Jon Andersen - William Blair & Company L.L.C., Research Division

Okay. And inventory, I guess, obsolescence wasn't mentioned as a headwind this quarter. I assume that's kind of behind us now. Is that a fair assumption?

Zahir M. Ibrahim

Jon, first thing, we modeled a continuation of some of the -- at a higher level that we saw at the back end of last year. So that's what we modeled into our numbers for this year. And in Q1, it was largely as expected. But it wasn't a material driver of the year-over-year margin change. We've made some really good progress in this area cross-functional teams to address the issue. But there's going to be a lag in terms of when you'll see that impact show up in the P&L. So typically, the obsolescence expense that you're seeing in the P&L right now is a result of decisions or inventory that was made 6 to 9 months ago. So the good progress that we're making right now, we'll start seeing the benefits of that in the back half of the year.

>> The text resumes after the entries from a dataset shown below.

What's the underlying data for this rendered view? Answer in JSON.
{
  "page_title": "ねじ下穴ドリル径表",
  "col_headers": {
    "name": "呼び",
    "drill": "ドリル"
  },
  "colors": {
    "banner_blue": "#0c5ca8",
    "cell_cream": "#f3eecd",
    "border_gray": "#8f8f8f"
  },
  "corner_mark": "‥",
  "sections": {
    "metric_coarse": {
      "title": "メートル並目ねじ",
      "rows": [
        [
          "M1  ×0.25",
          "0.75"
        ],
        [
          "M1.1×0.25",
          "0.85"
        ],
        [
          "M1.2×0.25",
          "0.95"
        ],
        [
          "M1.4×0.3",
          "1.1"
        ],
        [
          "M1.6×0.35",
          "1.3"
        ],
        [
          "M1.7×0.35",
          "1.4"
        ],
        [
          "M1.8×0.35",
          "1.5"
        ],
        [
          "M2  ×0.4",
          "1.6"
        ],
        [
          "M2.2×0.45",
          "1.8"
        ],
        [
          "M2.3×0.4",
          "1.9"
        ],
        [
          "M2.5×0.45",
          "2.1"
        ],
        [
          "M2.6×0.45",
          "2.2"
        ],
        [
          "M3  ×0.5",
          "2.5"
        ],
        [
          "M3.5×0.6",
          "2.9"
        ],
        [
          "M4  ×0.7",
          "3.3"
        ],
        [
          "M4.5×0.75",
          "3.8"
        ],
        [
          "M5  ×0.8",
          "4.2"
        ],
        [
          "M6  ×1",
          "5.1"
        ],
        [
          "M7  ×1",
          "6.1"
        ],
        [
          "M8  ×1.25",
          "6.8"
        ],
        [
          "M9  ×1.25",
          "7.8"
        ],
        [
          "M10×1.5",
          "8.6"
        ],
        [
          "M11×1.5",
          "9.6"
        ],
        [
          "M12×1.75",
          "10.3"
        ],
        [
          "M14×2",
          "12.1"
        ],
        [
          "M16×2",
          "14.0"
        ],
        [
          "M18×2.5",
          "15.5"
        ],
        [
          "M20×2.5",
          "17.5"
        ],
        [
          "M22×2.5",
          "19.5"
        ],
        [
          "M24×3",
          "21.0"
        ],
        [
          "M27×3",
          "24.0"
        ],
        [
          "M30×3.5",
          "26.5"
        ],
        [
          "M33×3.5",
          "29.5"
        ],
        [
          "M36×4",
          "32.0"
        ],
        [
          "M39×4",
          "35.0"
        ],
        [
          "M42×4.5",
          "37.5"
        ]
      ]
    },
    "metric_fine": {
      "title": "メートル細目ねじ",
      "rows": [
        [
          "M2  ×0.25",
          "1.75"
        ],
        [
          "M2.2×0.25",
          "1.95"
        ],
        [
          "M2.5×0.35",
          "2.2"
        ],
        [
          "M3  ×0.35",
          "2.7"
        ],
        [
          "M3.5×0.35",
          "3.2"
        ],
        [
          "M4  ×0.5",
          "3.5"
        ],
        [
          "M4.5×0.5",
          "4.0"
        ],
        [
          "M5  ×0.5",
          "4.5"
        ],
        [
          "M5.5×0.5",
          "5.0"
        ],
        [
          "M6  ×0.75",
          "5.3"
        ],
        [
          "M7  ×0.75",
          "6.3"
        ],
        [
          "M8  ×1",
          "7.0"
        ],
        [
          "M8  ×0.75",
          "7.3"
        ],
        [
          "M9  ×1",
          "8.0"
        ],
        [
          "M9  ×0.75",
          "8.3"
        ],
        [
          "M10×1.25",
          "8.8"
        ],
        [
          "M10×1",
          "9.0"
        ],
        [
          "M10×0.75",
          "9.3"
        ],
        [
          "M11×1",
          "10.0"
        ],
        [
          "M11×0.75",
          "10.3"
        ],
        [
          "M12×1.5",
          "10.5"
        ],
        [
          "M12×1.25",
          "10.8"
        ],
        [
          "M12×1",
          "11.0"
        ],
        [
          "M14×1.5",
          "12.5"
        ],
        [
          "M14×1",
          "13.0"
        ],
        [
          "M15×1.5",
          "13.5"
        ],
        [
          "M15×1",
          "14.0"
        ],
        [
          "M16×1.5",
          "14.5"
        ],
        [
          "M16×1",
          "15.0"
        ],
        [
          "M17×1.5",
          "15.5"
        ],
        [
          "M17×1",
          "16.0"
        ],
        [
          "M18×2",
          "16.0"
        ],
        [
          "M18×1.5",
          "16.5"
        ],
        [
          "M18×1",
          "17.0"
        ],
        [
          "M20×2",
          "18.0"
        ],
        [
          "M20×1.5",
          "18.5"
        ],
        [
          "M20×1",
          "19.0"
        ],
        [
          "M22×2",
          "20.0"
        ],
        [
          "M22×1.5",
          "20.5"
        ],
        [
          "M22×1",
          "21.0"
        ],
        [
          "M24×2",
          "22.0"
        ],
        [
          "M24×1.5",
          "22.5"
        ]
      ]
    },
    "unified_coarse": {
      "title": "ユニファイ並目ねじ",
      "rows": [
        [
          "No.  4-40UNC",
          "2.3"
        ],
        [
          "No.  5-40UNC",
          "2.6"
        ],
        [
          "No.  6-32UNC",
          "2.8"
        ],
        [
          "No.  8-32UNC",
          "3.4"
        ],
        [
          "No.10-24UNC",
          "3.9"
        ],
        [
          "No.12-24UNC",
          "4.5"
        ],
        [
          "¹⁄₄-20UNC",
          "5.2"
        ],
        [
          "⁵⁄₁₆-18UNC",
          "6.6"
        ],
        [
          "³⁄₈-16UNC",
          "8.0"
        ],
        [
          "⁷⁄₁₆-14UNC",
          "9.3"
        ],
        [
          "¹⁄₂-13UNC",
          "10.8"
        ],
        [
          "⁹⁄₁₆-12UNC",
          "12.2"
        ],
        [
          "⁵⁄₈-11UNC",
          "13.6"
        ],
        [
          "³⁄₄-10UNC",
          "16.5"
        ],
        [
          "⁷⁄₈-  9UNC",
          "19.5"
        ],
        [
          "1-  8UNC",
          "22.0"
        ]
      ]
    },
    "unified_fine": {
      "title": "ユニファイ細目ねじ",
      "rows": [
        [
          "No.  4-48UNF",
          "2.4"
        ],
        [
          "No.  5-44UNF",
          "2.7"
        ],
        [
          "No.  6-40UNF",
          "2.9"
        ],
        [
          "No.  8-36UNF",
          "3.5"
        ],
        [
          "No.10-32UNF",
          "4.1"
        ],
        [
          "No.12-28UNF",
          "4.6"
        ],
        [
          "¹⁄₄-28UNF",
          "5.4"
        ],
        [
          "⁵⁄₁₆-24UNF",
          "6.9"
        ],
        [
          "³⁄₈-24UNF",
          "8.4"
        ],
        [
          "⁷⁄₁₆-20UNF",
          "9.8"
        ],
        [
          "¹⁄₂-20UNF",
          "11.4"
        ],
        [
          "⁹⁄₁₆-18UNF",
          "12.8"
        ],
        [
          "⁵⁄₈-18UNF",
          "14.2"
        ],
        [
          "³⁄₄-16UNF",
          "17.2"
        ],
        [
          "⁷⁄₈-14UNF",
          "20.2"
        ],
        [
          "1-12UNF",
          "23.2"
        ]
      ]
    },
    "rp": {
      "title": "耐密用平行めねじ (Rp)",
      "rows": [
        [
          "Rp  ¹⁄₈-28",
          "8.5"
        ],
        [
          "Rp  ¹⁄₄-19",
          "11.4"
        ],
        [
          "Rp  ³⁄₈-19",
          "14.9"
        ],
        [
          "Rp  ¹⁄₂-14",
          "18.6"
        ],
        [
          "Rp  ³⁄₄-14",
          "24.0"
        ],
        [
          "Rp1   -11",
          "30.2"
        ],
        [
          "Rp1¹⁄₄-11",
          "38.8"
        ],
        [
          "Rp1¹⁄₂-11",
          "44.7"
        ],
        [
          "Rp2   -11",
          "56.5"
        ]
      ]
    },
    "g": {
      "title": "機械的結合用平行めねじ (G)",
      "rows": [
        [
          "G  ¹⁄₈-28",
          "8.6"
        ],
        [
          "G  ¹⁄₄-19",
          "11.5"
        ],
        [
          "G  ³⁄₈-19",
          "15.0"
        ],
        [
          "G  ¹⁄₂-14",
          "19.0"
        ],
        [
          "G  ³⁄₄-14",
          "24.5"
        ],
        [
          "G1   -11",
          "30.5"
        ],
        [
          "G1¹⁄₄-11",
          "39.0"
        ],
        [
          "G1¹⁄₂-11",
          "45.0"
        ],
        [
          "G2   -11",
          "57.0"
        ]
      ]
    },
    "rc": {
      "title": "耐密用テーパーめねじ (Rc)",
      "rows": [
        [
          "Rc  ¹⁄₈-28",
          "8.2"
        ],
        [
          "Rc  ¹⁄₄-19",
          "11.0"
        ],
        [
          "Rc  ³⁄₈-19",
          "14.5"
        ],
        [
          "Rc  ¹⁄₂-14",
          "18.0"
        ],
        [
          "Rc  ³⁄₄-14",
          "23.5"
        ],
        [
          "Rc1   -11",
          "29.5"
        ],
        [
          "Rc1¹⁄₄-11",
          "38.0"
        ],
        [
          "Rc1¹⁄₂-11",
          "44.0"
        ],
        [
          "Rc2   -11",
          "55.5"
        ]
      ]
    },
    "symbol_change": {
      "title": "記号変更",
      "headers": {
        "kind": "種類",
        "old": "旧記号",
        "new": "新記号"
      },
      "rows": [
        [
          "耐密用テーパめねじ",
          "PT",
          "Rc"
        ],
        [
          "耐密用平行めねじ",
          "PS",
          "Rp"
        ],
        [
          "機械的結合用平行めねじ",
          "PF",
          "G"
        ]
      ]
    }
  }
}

Jon Andersen - William Blair & Company L.L.C., Research Division

Okay. Just one quick one on pricing. The increase that's effective, I guess, midyear this year, is that pretty balanced across the portfolio? Or does it skew to one of the segments more than others?

John M. Foraker

It's pretty balanced. We've gone a little heavier in some spots and a little less in others. When we take pricing, we're very careful to look at price gaps, cliffs, elasticity, et cetera. And so we've been very thoughtful about how we've applied that. That price increase is out there. We don't expect any problem in getting it realized. We obviously have a good commodity story to support that we need one. And we feel like it's going to have very minimal impact on our positioning in the categories. And we think it's going to be really positive to the overall margin structure of the business in the second half.

Operator

And we have no further questions at this time. Mr. Aaron, I'll turn the conference back to you for closing or additional remarks.

John M. Foraker

That's it.

Ed Aaron

Thank you, everybody. We look forward to talking to you next quarter.

Operator

And again, ladies and gentlemen, that concludes our conference for today. We thank you all for your participation.